Хотелось заключить его в объятия всего, без остатка… Невесомые прикосновения узнавания превратились в нестерпимые ласки, и стало не разобрать, где кончаюсь я и начинается он. Опутавший нас, помутивший рассудок, жар разбегался по нашим венам, пульсируя на бритвенных гранях соприкосновения удовольствий. Губы не слушались от поцелуев, из воздуха, казалось, сыпались незаметные искры, там, где встречались наши тела и сливались наши души.
Это безумие. Это самое прекрасное безумие на свете.
Я посмотрел в его глубокие, потемневшие глаза. Померещилось, что растворился в глубине их медленного, сводящего с ума, бесстыжего огня.
Я люблю его, черт возьми. Я до смерти его люблю.
- я люблю тебя… - шепнул я, – всегда… - и почувствовал его улыбку на своей шее.
В следующую секунду мир рассыпался на атомы, утонул в едином стоне – уже непонятно, в чьем именно – и собрался заново, пронизывая нас обоих ослепительным светом.

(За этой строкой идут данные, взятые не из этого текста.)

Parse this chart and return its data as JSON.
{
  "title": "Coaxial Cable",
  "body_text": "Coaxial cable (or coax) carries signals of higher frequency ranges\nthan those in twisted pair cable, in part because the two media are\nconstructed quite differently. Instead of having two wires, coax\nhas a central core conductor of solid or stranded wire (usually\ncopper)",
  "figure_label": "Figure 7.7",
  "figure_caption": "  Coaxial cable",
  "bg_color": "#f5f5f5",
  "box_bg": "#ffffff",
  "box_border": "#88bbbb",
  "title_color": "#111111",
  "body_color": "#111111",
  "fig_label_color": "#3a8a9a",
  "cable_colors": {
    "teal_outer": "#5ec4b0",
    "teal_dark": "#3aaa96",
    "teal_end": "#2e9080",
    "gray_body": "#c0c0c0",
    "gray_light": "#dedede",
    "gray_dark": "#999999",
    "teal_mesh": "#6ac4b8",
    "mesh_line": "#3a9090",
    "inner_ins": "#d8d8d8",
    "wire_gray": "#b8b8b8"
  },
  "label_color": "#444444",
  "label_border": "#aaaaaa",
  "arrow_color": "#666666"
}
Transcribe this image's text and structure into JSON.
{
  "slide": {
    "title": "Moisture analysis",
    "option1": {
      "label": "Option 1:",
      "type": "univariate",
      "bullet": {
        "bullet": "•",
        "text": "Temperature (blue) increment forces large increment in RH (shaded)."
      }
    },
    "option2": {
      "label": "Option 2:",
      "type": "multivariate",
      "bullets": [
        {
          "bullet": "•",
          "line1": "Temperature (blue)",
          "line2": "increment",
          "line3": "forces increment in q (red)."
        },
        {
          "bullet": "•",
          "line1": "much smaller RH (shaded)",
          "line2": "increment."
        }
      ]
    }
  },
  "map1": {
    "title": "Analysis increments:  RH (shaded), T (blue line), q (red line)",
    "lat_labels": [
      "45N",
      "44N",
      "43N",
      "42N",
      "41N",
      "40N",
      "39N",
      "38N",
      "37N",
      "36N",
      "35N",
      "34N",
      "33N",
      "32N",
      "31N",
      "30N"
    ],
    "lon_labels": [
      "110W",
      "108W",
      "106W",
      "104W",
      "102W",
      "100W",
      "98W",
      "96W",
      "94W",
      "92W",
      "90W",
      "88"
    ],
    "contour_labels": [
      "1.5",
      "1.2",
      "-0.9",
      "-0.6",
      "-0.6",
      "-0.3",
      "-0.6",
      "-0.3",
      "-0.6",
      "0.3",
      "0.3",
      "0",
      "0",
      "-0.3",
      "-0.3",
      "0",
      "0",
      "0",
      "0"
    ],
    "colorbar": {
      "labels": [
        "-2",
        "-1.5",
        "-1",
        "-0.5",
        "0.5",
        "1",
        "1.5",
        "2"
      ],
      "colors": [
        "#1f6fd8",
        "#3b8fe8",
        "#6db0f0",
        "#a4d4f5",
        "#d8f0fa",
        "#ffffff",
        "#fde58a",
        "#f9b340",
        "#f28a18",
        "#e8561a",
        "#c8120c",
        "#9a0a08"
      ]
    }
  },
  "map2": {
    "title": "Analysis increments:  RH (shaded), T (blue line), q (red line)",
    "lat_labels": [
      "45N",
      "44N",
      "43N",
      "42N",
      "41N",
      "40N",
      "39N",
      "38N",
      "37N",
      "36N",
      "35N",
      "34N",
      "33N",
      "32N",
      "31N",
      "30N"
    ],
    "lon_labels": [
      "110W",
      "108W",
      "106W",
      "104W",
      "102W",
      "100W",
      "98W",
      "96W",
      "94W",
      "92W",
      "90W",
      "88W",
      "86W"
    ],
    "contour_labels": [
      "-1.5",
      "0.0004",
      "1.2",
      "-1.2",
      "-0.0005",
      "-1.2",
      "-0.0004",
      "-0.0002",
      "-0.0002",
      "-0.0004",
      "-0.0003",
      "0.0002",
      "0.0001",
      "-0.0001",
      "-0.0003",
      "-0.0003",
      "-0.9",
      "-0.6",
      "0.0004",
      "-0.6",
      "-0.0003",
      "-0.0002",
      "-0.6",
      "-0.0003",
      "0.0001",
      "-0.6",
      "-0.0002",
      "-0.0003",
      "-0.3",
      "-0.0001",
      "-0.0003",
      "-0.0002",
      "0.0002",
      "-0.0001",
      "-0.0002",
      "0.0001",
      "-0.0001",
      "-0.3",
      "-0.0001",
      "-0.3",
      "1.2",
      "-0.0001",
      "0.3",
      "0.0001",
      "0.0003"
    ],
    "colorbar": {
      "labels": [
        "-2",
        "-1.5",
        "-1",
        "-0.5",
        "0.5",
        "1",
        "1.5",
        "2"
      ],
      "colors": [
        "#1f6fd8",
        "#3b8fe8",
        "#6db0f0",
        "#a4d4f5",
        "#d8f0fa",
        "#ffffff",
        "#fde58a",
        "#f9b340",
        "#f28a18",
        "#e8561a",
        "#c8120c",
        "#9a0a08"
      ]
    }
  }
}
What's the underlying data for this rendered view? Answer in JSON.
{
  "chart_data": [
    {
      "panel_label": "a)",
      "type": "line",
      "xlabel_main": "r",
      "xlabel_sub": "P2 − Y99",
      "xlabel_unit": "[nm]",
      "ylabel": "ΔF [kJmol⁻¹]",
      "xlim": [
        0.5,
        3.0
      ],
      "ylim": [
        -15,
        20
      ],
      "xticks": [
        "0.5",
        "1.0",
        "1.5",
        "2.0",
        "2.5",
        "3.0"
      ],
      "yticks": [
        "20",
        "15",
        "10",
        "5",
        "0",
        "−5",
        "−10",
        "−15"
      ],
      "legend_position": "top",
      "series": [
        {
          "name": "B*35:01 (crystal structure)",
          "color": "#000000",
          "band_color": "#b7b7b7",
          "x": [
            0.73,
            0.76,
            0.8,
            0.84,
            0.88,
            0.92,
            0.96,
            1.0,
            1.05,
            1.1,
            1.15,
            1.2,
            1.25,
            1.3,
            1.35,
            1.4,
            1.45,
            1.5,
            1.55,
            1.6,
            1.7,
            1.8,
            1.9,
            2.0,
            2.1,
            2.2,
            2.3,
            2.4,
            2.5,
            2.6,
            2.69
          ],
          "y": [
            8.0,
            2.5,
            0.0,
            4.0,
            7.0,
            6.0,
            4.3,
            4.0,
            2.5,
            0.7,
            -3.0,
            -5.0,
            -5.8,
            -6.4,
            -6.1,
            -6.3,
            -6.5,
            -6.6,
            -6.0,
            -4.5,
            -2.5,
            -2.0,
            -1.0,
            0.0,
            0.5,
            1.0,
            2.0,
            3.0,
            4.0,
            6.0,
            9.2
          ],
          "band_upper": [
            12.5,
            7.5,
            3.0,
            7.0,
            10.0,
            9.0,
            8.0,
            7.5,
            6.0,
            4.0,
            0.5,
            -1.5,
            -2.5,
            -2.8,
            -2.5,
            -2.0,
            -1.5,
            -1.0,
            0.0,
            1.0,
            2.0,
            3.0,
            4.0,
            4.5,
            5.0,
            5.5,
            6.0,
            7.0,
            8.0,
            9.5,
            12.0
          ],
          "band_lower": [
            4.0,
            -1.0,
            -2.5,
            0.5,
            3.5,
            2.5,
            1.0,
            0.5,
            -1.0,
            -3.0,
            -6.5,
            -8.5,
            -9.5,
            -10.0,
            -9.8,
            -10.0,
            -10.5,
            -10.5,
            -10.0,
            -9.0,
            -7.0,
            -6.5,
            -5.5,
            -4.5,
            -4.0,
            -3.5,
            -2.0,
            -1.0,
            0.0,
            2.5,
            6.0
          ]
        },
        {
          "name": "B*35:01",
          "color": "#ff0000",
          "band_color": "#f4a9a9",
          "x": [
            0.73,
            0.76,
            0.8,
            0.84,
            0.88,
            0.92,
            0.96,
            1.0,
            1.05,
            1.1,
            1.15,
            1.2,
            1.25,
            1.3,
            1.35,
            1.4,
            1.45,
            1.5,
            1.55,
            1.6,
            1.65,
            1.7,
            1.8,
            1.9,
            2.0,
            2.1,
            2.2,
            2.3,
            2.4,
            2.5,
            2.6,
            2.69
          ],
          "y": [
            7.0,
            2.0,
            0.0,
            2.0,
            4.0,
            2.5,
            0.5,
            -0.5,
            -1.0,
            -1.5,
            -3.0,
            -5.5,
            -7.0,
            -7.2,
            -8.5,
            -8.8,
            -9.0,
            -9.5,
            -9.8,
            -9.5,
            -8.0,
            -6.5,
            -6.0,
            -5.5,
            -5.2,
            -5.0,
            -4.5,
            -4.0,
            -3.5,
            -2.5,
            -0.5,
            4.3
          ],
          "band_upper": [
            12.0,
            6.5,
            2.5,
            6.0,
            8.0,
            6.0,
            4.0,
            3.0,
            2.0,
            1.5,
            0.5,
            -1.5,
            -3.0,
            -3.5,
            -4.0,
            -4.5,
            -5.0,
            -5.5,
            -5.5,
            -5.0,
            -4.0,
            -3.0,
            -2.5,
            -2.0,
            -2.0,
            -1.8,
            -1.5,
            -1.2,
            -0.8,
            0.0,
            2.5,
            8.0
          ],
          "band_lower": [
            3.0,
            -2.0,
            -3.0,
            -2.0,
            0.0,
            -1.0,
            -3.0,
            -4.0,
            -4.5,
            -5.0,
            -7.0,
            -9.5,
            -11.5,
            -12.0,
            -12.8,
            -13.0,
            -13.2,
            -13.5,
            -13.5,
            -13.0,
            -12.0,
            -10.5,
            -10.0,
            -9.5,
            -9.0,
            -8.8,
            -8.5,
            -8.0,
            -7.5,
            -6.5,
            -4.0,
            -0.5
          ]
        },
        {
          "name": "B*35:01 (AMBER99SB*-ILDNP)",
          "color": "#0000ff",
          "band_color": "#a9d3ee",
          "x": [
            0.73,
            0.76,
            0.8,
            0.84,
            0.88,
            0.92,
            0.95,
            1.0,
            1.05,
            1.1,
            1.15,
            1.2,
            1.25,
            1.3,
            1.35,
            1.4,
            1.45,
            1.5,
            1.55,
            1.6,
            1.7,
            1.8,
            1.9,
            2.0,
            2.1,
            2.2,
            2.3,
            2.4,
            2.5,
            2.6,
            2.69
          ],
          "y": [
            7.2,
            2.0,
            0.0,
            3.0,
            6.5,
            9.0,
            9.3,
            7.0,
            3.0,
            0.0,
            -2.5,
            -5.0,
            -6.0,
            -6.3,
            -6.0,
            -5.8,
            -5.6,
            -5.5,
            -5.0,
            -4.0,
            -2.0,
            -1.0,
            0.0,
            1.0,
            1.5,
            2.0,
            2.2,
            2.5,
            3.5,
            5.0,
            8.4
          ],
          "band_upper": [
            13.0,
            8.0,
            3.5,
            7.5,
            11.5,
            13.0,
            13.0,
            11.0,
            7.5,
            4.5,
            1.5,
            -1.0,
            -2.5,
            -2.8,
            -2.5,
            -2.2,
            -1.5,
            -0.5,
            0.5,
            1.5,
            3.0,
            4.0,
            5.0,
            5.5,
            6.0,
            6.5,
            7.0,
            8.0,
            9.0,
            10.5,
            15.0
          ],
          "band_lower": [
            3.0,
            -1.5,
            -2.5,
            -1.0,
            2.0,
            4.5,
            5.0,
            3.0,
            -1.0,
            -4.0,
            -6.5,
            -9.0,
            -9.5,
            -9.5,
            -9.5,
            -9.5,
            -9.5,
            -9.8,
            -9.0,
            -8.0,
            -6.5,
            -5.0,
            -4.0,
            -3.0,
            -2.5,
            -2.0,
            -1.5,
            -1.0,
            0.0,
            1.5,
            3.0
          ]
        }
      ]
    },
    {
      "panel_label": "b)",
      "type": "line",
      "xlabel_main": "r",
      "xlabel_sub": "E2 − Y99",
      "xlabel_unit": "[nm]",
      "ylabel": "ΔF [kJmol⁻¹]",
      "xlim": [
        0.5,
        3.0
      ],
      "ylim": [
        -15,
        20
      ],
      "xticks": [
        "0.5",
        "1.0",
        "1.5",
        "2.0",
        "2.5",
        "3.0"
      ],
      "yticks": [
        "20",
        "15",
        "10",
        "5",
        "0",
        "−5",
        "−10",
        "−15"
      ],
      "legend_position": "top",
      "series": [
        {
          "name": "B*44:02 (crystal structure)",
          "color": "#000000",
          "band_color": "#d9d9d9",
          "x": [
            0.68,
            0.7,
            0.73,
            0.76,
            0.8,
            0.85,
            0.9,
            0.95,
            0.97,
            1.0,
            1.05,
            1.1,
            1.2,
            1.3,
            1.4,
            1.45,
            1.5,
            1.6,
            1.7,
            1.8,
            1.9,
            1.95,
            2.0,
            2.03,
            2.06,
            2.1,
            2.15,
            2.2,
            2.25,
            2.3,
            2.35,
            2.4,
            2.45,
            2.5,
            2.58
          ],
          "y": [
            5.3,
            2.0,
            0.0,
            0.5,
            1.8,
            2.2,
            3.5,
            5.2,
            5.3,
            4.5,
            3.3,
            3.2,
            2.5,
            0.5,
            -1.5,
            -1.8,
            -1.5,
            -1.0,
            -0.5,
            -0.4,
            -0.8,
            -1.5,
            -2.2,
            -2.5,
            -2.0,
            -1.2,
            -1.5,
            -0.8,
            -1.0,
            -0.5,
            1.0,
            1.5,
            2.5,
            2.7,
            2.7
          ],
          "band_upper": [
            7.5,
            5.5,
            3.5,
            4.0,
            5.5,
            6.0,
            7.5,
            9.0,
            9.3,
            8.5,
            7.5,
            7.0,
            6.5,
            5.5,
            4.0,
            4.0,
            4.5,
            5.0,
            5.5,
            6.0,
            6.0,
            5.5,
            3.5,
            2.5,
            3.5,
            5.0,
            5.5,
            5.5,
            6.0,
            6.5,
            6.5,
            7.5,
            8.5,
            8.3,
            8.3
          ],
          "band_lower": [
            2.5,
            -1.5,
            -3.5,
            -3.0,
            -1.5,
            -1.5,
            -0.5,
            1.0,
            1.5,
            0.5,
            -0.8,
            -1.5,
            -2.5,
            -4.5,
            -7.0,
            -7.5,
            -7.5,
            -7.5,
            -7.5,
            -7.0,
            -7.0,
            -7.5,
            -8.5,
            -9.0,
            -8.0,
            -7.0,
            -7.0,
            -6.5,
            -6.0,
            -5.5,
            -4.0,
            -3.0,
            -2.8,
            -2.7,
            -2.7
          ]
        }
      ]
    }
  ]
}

На старинной кровати, посреди смятых покрывал, остались два переплетенных тела, две единых души. Та чернильная ночь вокруг нас смотрела на неповторимую картину – двое, затерянные в этом причудливом подлунном мире, уснувшие, согретые лишь безнадежной и всепоглощающей любовью.
Когда я проснулся, сквозь пыльные оконные стекла был виден занимающийся кровавый рассвет. Я смотрел на него, не торопясь разбудить. На его безмятежное – и все-таки даже во сне – чуть беспокойное красивое лицо. На нежную светлую кожу, там, где шея переходит в ямочку под ключицей. На рассыпавшиеся локоны.
Словно бы мой взгляд вдруг стал осязаемым, он медленно моргнул и открыл глаза. Улыбнулся. Взлянув в загорающееся окно, он как-то странно задумчиво сказал:
- посмотри на меня…так… еще немного…
Он дотронулся до моих волос, коротко поцеловал пересохшими губами и обнял меня.
Как только первые лучи солнца пробежали по покрывалу, нежная драгоценность в моих объятиях стала превращаться в серебряный дым.
- …люблю… - еле слышным выдохом прошелестело по комнате.
Любимые черты стали облаком у моих глаз.
Мгновение я сидел абсолютно молча, не в силах даже пошевелиться. В следующий миг я разом ощутил все грани людского горя – по крайней мере, так показалось. Обхватив плечи руками, я зарыдал, бесконечно повторяя его имя.